尾ノ上は、真壁と同じくミステリー小説を出展したが、1次予選で落とされたのだ。その事を毎度の如く、バカにされ、尾ノ上のストレスや恨みは相当なものに膨れ上がっていたのだ。

そんな短絡的な理由で、尾ノ上は重要とも呼べる桜樹の遺留品を隠していたのだ。

尾ノ上はスターになれる可能性を秘めてるUSBの中身を嬉々として見る。

だが、そのほとんどは7つの不思議の内、6つまでが事細かに書かれているだけで、ハズレかと思われた時…。

 

「…これだ‼︎」

 

1番最後のページに、数行の文章がまとめられていた。

 

「『遂に青山ちひろが私に教えてくれた。七不思議の7番目…そして、その真相を。』」

 

「それは?」

 

 

『のち恋い身に暗み生き血の血の名と血吸い貝に砂』

 

 

最後の文章は全くデタラメなものだった。

尾ノ上は意味が分からず、唸り続けるばかりだった。

そうこうしていると、下校時間のチャイムが鳴り響く。

このまま考えても思い付かないと思った尾ノ上は印刷ボタンを押し、取り敢えず自宅に帰ろうとした。椅子から立ち上がり、これで真壁やはじめたちの先を越せると優越感に浸っていたところで…自身の背後に立っていた人影に瞳孔を見開いた。

 

「え?」

 

そこには黒いマントに不気味な仮面を付けた謎の者が尾ノ上を見ていたのだ。あまりの登場に尾ノ上が固まっている間に…その者の右腕が上がり、ハンマーが振り下ろされた。

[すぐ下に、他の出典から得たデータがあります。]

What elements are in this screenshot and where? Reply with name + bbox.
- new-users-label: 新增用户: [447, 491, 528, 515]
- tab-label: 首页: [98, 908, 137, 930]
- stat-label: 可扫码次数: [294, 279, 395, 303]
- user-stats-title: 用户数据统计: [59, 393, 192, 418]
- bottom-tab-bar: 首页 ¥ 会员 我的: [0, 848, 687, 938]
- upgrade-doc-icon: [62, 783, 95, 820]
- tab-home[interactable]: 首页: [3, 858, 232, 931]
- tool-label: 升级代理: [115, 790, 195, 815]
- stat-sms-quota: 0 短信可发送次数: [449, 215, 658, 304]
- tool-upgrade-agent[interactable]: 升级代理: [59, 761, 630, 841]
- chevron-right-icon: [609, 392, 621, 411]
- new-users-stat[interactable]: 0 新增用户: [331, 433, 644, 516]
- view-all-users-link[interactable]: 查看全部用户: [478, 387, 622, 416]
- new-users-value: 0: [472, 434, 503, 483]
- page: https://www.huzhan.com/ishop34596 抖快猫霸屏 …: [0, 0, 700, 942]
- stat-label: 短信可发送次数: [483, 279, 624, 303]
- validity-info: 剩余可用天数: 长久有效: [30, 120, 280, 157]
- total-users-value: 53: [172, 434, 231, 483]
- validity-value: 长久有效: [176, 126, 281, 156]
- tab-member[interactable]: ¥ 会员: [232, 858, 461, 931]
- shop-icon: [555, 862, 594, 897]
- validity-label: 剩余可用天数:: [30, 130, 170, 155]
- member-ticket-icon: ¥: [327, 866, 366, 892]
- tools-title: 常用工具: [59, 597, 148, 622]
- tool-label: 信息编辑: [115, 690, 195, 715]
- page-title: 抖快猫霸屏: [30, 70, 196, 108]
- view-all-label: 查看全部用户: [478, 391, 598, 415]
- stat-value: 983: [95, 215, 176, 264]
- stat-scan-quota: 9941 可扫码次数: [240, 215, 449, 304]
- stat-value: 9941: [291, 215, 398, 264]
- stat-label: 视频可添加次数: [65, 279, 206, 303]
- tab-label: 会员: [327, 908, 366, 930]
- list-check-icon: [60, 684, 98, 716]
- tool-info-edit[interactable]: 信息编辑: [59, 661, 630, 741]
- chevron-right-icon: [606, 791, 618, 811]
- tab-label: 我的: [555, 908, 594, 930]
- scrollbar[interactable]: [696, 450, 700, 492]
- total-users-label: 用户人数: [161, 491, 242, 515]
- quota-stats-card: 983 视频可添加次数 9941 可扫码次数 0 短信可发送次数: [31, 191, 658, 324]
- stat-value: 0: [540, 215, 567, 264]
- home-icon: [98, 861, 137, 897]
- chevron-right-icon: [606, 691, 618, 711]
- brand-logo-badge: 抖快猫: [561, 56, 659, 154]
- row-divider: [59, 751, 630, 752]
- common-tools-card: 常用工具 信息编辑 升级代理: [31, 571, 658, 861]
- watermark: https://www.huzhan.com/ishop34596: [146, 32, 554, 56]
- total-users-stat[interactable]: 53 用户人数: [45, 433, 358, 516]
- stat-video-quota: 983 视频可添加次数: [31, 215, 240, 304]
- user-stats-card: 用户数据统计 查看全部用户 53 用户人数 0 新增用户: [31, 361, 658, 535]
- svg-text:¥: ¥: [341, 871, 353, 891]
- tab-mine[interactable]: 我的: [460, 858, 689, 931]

それは尾ノ上の左側頭部に直撃し、痛みと衝撃で尾ノ上は倒れる。

 

「ひ…ヒイィ!?誰か…誰か助け…‼︎」

 

尾ノ上は地面を這って逃げようとするが、仮面の者は尾ノ上の上に跨ると、何度もハンマーを振り下ろした。血が飛び散り、骨が砕ける音が何度も部室内に響く。

廊下…窓から周囲の状況を確認をして…奴は誰もいない事を確認する。

そして…事切れた尾ノ上を、どこかへ運んで行くのだった。